Desde os textos mais antigos a tratar da existência do espaço que mais tarde veio a ser conhecido como Alagoas, os acontecimentos de 1817 se fazem presentes nas narrativas dos primeiros escritores que se colocaram a escrever sobre ele. São narrativas que tratam, de algum modo, das consequências desses acontecimentos para a formação de Alagoas, e seus enfoques, as relações que fazem, as interpretações que propõem, quando propõem, são variados. No caso de Moreno Brandão, o autor foca nas consequências mais factualmente observáveis da revolução pernambucana para o surgimento de Alagoas. Há suspeitas do quão profundo foram esses acontecimentos, considerados como os primeiros germes da rebeldia contra a metrópole portuguesa. Contudo, Brandão escreve num momento em que a revolução pernambucana já está sendo retomada, por alguns, como evento-símbolo do espírito republicano no Brasil, um elemento precioso para a memória histórica da jovem República. 

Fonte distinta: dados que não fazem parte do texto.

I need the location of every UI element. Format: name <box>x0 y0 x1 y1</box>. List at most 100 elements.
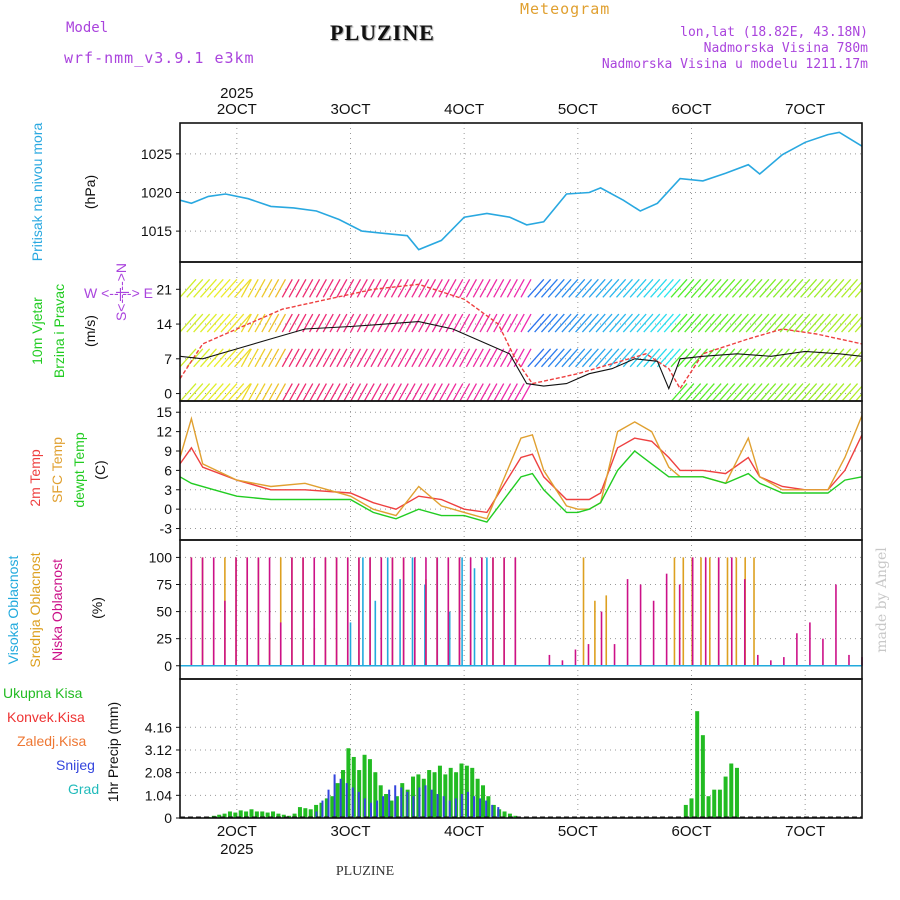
wind-barb-stripe <box>752 383 770 401</box>
wind-barb-stripe <box>766 383 784 401</box>
wind-barb-stripe <box>390 348 402 368</box>
wind-barb-stripe <box>499 313 512 333</box>
wind-barb-stripe <box>506 278 518 298</box>
wind-barb-stripe <box>534 313 552 333</box>
wind-barb-stripe <box>588 313 606 333</box>
wind-barb-stripe <box>274 278 287 298</box>
wind-barb-stripe <box>793 313 811 333</box>
wind-barb-stripe <box>520 313 532 333</box>
wind-barb-stripe <box>452 348 464 368</box>
model-label: Model <box>66 20 109 36</box>
wind-barb-stripe <box>493 348 505 368</box>
wind-barb-stripe <box>281 313 293 333</box>
wind-barb-stripe <box>772 313 790 333</box>
wind-barb-stripe <box>425 383 437 401</box>
wind-barb-stripe <box>240 278 252 298</box>
wind-barb-stripe <box>697 313 715 333</box>
wind-barb-stripe <box>343 278 355 298</box>
precip-bar <box>281 814 286 818</box>
y-tick-label: 6 <box>164 462 172 478</box>
wind-barb-stripe <box>861 365 862 367</box>
wind-barb-stripe <box>588 348 606 368</box>
cloud-mid-axis-title: Srednja Oblacnost <box>27 552 43 667</box>
wind-barb-stripe <box>800 278 818 298</box>
wind-barb-stripe <box>731 313 749 333</box>
precip-bar <box>421 778 426 818</box>
wind-barb-stripe <box>854 392 862 401</box>
y-tick-label: 3 <box>164 482 172 498</box>
top-year-label: 2025 <box>220 85 253 102</box>
wind-barb-stripe <box>411 278 423 298</box>
wind-barb-stripe <box>581 313 599 333</box>
wind-barb-stripe <box>459 348 471 368</box>
wind-barb-stripe <box>377 348 389 368</box>
wind-barb-stripe <box>834 383 852 401</box>
wind-barb-stripe <box>438 348 450 368</box>
wind-barb-stripe <box>636 348 654 368</box>
wind-barb-stripe <box>315 278 327 298</box>
wind-barb-stripe <box>288 278 300 298</box>
wind-barb-stripe <box>309 278 321 298</box>
panel-frame <box>179 678 863 819</box>
wind-barb-stripe <box>411 383 423 401</box>
precip-bar <box>384 794 389 818</box>
top-date-tick-label: 5OCT <box>558 101 598 118</box>
wind-barb-stripe <box>206 383 224 401</box>
wind-barb-stripe <box>180 313 197 333</box>
wind-barb-stripe <box>424 313 437 333</box>
wind-barb-stripe <box>663 348 681 368</box>
cloud-high-axis-title: Visoka Oblacnost <box>5 556 21 665</box>
precip-bar <box>448 767 453 818</box>
wind-barb-stripe <box>486 278 498 298</box>
wind-barb-stripe <box>452 383 464 401</box>
wind-barb-stripe <box>281 278 293 298</box>
precip-bar <box>222 813 227 818</box>
wind-barb-stripe <box>404 348 416 368</box>
precip-axis-title: 1hr Precip (mm) <box>105 702 121 802</box>
wind-barb-stripe <box>213 383 231 401</box>
precip-bar <box>481 785 486 818</box>
y-tick-label: 25 <box>156 631 172 647</box>
precip-bar <box>485 800 488 818</box>
y-tick-label: 14 <box>156 316 172 332</box>
wind-barb-stripe <box>813 313 831 333</box>
precip-bar <box>406 791 409 818</box>
temperature-series-line <box>179 434 863 514</box>
wind-barb-stripe <box>581 348 599 368</box>
wind-barb-stripe <box>820 313 838 333</box>
wind-barb-stripe <box>336 278 348 298</box>
panel-frame <box>179 539 863 680</box>
wind-barb-stripe <box>575 348 593 368</box>
wind-barb-stripe <box>377 383 389 401</box>
y-tick-label: 21 <box>156 281 172 297</box>
precip-bar <box>497 807 500 818</box>
wind-barb-stripe <box>254 348 266 368</box>
wind-barb-stripe <box>193 348 211 368</box>
wind-barb-stripe <box>336 383 348 401</box>
wind-barb-stripe <box>691 278 708 298</box>
wind-barb-stripe <box>670 278 688 298</box>
wind-barb-stripe <box>220 348 238 368</box>
wind-compass-we: W <--|--> E <box>84 285 153 301</box>
wind-barb-stripe <box>752 313 770 333</box>
wind-barb-stripe <box>547 348 565 368</box>
wind-barb-stripe <box>684 383 702 401</box>
wind-barb-stripe <box>493 313 505 333</box>
wind-barb-stripe <box>568 313 586 333</box>
precip-bar <box>700 735 705 818</box>
wind-barb-stripe <box>322 278 334 298</box>
precip-bar <box>254 811 259 818</box>
wind-barb-stripe <box>656 278 674 298</box>
wind-barb-stripe <box>568 348 586 368</box>
wind-barb-stripe <box>329 313 341 333</box>
precip-bar <box>292 813 297 818</box>
wind-barb-stripe <box>663 278 681 298</box>
wind-barb-stripe <box>479 348 491 368</box>
wind-barb-stripe <box>704 383 722 401</box>
wind-barb-stripe <box>206 313 224 333</box>
precip-bar <box>706 796 711 818</box>
wind-barb-stripe <box>786 348 804 368</box>
wind-barb-stripe <box>527 313 545 333</box>
wind-barb-stripe <box>827 313 845 333</box>
wind-barb-stripe <box>377 313 389 333</box>
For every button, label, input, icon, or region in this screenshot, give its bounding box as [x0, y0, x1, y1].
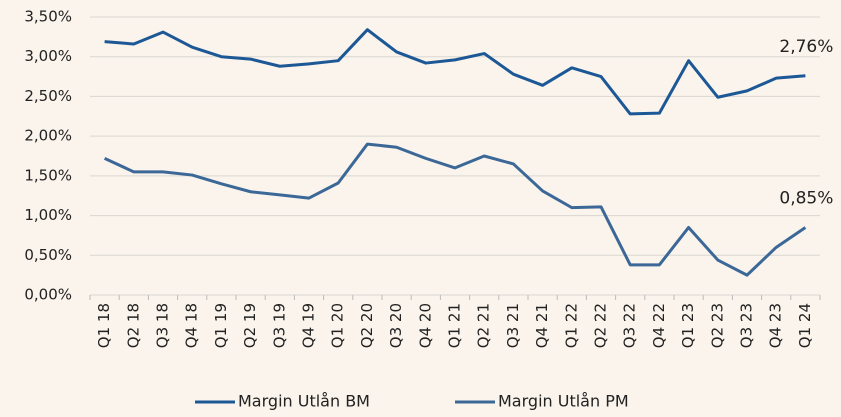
x-tick-label: Q2 19 [241, 303, 259, 348]
x-tick-label: Q4 19 [300, 303, 318, 348]
x-tick-label: Q3 22 [621, 303, 639, 348]
x-tick-label: Q2 21 [475, 303, 493, 348]
x-tick-label: Q1 22 [562, 303, 580, 348]
x-tick-label: Q3 20 [387, 303, 405, 348]
x-tick-label: Q3 23 [738, 303, 756, 348]
x-tick-label: Q3 18 [154, 303, 172, 348]
y-tick-label: 1,00% [24, 206, 72, 224]
x-tick-label: Q4 18 [183, 303, 201, 348]
x-tick-label: Q4 22 [650, 303, 668, 348]
y-tick-label: 2,50% [24, 87, 72, 105]
x-tick-label: Q2 20 [358, 303, 376, 348]
data-label: 0,85% [779, 188, 833, 208]
x-tick-label: Q2 18 [124, 303, 142, 348]
x-tick-label: Q1 24 [796, 303, 814, 348]
series-line [104, 28, 806, 116]
x-tick-label: Q1 21 [446, 303, 464, 348]
data-label: 2,76% [779, 37, 833, 57]
legend-label: Margin Utlån PM [498, 392, 629, 411]
x-tick-label: Q1 23 [679, 303, 697, 348]
x-tick-label: Q4 23 [767, 303, 785, 348]
x-tick-label: Q1 18 [95, 303, 113, 348]
x-tick-label: Q1 20 [329, 303, 347, 348]
y-tick-label: 0,00% [24, 286, 72, 304]
x-tick-label: Q1 19 [212, 303, 230, 348]
x-tick-label: Q2 23 [708, 303, 726, 348]
series-line [103, 142, 807, 277]
y-tick-label: 0,50% [24, 246, 72, 264]
y-tick-label: 3,50% [24, 8, 72, 26]
x-tick-label: Q3 21 [504, 303, 522, 348]
x-tick-label: Q3 19 [270, 303, 288, 348]
x-tick-label: Q4 21 [533, 303, 551, 348]
y-tick-label: 1,50% [24, 166, 72, 184]
y-tick-label: 2,00% [24, 127, 72, 145]
legend-label: Margin Utlån BM [238, 392, 370, 411]
x-tick-label: Q2 22 [592, 303, 610, 348]
x-tick-label: Q4 20 [416, 303, 434, 348]
y-tick-label: 3,00% [24, 47, 72, 65]
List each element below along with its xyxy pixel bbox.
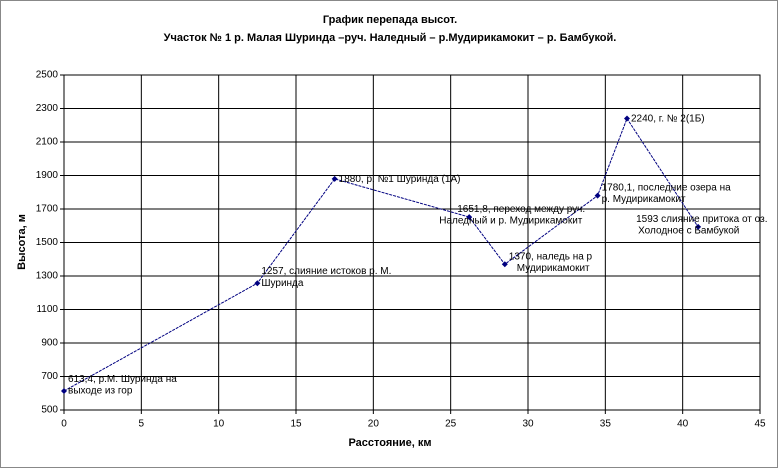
y-tick-label: 1500 [36, 237, 59, 248]
data-label: 1593 слияние притока от оз. [636, 214, 767, 225]
y-tick-label: 2300 [36, 103, 59, 114]
data-label-note: , переход между руч. [488, 204, 585, 215]
y-tick-label: 2500 [36, 70, 59, 81]
chart-title: График перепада высот. [323, 14, 457, 26]
data-label-note: Мудирикамокит [517, 263, 590, 274]
x-tick-label: 5 [139, 419, 145, 430]
x-tick-label: 45 [754, 419, 766, 430]
data-label-value: 1257 [261, 266, 284, 277]
data-label-note: Наледный и р. Мудирикамокит [439, 216, 583, 227]
x-tick-label: 0 [61, 419, 67, 430]
data-label-note: Холодное с Бамбукой [638, 225, 739, 237]
y-tick-label: 1700 [36, 204, 59, 215]
data-label-value: 1593 [636, 214, 659, 225]
data-label: 613,4, р.М. Шуринда на [68, 374, 177, 385]
data-label-value: 613,4 [68, 374, 93, 385]
x-tick-label: 40 [677, 419, 689, 430]
marker [331, 175, 338, 182]
x-tick-label: 10 [213, 419, 225, 430]
data-label-note: , р.М. Шуринда на [93, 374, 177, 385]
y-tick-label: 1300 [36, 271, 59, 282]
y-tick-label: 700 [41, 371, 58, 382]
data-label-value: 1780,1 [602, 182, 633, 193]
data-label-value: 1880 [339, 173, 362, 184]
y-tick-label: 1900 [36, 170, 59, 181]
data-label-note: выходе из гор [68, 386, 133, 397]
marker [623, 115, 630, 122]
data-label-note: р. Мудирикамокит [602, 194, 686, 205]
y-tick-label: 900 [41, 338, 58, 349]
x-tick-label: 20 [368, 419, 380, 430]
data-label-note: , последние озера на [632, 182, 731, 193]
y-tick-label: 2100 [36, 137, 59, 148]
x-tick-label: 25 [445, 419, 457, 430]
data-label-note: Шуринда [261, 278, 304, 289]
marker [254, 280, 261, 287]
x-axis-label: Расстояние, км [348, 437, 431, 449]
marker [61, 388, 67, 395]
y-axis-label: Высота, м [16, 214, 28, 270]
data-label-value: 1370 [509, 251, 532, 262]
y-tick-label: 500 [41, 405, 58, 416]
data-label-note: , слияние истоков р. М. [284, 266, 392, 277]
data-label-value: 2240 [631, 113, 654, 124]
data-label-note: , г. № 2(1Б) [653, 113, 704, 124]
marker [466, 214, 473, 221]
marker [695, 223, 702, 230]
data-label: 1370, наледь на р [509, 251, 593, 262]
line [63, 117, 699, 392]
y-tick-label: 1100 [36, 304, 58, 315]
data-label-note: , р. №1 Шуринда (1А) [361, 173, 461, 184]
data-label: 1651,8, переход между руч. [457, 204, 585, 215]
marker [501, 261, 508, 268]
data-label-note: , наледь на р [531, 251, 593, 262]
x-tick-label: 30 [522, 419, 534, 430]
data-label-value: 1651,8 [457, 204, 488, 215]
x-tick-label: 15 [290, 419, 302, 430]
marker [594, 192, 601, 199]
data-label: 1780,1, последние озера на [602, 182, 731, 193]
x-tick-label: 35 [600, 419, 612, 430]
data-label: 2240, г. № 2(1Б) [631, 113, 705, 124]
chart-subtitle: Участок № 1 р. Малая Шуринда –руч. Налед… [164, 32, 617, 44]
data-label: 1257, слияние истоков р. М. [261, 266, 391, 277]
data-label-note: слияние притока от оз. [658, 214, 767, 225]
data-label: 1880, р. №1 Шуринда (1А) [339, 173, 461, 184]
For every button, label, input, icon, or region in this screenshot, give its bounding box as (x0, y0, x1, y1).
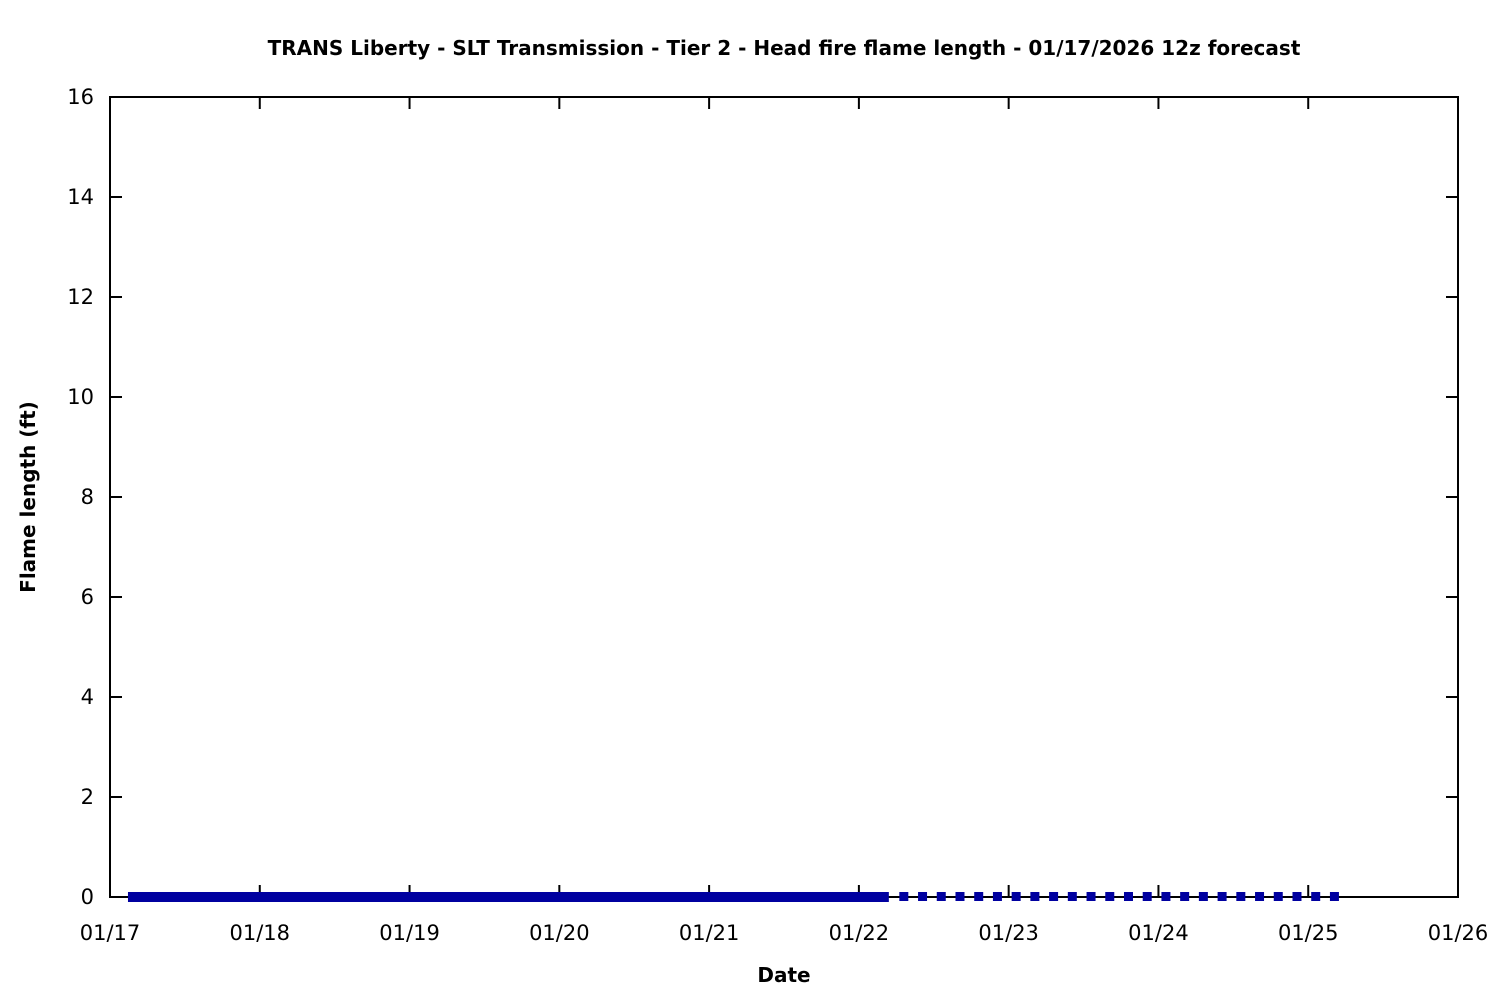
y-tick-label: 2 (81, 785, 94, 809)
flame-length-dash-marker (1217, 892, 1227, 901)
flame-length-dash-marker (899, 892, 909, 901)
flame-length-dash-marker (1255, 892, 1265, 901)
chart-title: TRANS Liberty - SLT Transmission - Tier … (267, 36, 1301, 60)
x-tick-label: 01/24 (1128, 921, 1189, 945)
x-tick-label: 01/17 (80, 921, 141, 945)
flame-length-dash-marker (1292, 892, 1302, 901)
x-tick-label: 01/20 (529, 921, 590, 945)
flame-length-dash-marker (1011, 892, 1021, 901)
flame-length-dash-marker (1180, 892, 1190, 901)
flame-length-dash-marker (955, 892, 965, 901)
x-tick-label: 01/21 (679, 921, 740, 945)
flame-length-dash-marker (992, 892, 1002, 901)
flame-length-dash-marker (1161, 892, 1171, 901)
x-tick-label: 01/23 (978, 921, 1039, 945)
flame-length-dash-marker (1105, 892, 1115, 901)
y-tick-label: 12 (67, 285, 94, 309)
y-tick-label: 10 (67, 385, 94, 409)
y-tick-label: 6 (81, 585, 94, 609)
flame-length-dash-marker (1142, 892, 1152, 901)
plot-border (109, 96, 1459, 898)
x-tick-label: 01/18 (230, 921, 291, 945)
x-tick-label: 01/26 (1428, 921, 1489, 945)
y-tick-label: 4 (81, 685, 94, 709)
flame-length-dash-marker (1067, 892, 1077, 901)
y-tick-label: 14 (67, 185, 94, 209)
flame-length-dash-marker (1049, 892, 1059, 901)
x-tick-label: 01/19 (379, 921, 440, 945)
flame-length-dash-marker (1273, 892, 1283, 901)
flame-length-dash-marker (1198, 892, 1208, 901)
flame-length-dash-marker (936, 892, 946, 901)
x-axis-label: Date (757, 963, 811, 987)
flame-length-dash-marker (974, 892, 984, 901)
flame-length-dash-marker (1329, 892, 1339, 901)
y-tick-label: 16 (67, 85, 94, 109)
y-tick-label: 8 (81, 485, 94, 509)
x-tick-label: 01/25 (1278, 921, 1339, 945)
flame-length-dash-marker (1086, 892, 1096, 901)
y-tick-label: 0 (81, 885, 94, 909)
flame-length-dash-marker (1030, 892, 1040, 901)
x-tick-label: 01/22 (829, 921, 890, 945)
flame-length-dash-marker (1123, 892, 1133, 901)
flame-length-dash-marker (1236, 892, 1246, 901)
flame-length-dash-marker (1311, 892, 1321, 901)
flame-length-dash-marker (918, 892, 928, 901)
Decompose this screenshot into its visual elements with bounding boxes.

Em relação ao lugar da Revolução Pernambucana na História Geral do Brasil, já nas primeiras publicações de escritos historiográficos pode-se observar a variação do olhar sobre esse acontecimento. Um dos momentos mais importantes na historiografia dessa revolução se dá com os escritos de Adolfo Varnhagen, no século XIX. Esse historiador vai impor, por algum tempo, uma perspectiva negativa sobre a revolução, um acontecimento que não haveria de merecer os esforços dos historiadores em seu estudo. Esse desprezo do Heródoto brasileiro, se explicaria “porque a Revolução Pernambucana foi um movimento que tentou romper laços com o Império português” (ANDRADE, 2017, p. 125); porque seria um ato de desamor do povo por um Imperadorque amava seus súditos e havia trazido grandes melhoras para as terras “brasileiras”. Para não nos estendermos demasiadamente, apenas indicamos que no século XX, especialmente a partir da década de 50, as perspectivas sobre a revolução pernambucana mudam, a preocupação com a identidade nacional, com a formação de uma consciência nacional, faz a revolução ser tomada como parte de um processo, que, de alguma forma interligado a outros eventos, como a Inconfidência Mineira e a Conjuração Baiana, levaria à Independência Do Brasil. 
No caso de Brandão Moreno, parece-nos que o autor hesita quanto a assumir uma postura valorativa quanto a relação do acontecimento voluntário e os acontecimentos que vão da Independência ao Proclamação da República. Por outro lado, o autor não apresenta perspectivas negativas quanto ao Império, ao imperador, e, tendencialmente, seu texto apresenta um tom positivo à ao regime imperial. Aqui podemos trazer essa questão da percepção geral da revolução pernambucana com a história de Alagoas escrita por Moreno. A narrativa do autor assume um enfoque onde tenta redimir, moralmente, Alagoas de possível traição ao poder régio; sua preocupação com uma identidade de Alagoas e dos alagoanos, certamente está presente aí. Ao interpretar o desmembramento definitivo de Alagoas em relação a Pernambuco, o autor escolhe explicá-lo como uma limitação do poder da capitania de Pernambuco e uma compensação a Alagoas; Alagoas se torna independente, afinal, por seu reconhecimento do poder imperial – Brandão passa longe de colocar esse fato numa interpretação negativa da ação do imperador.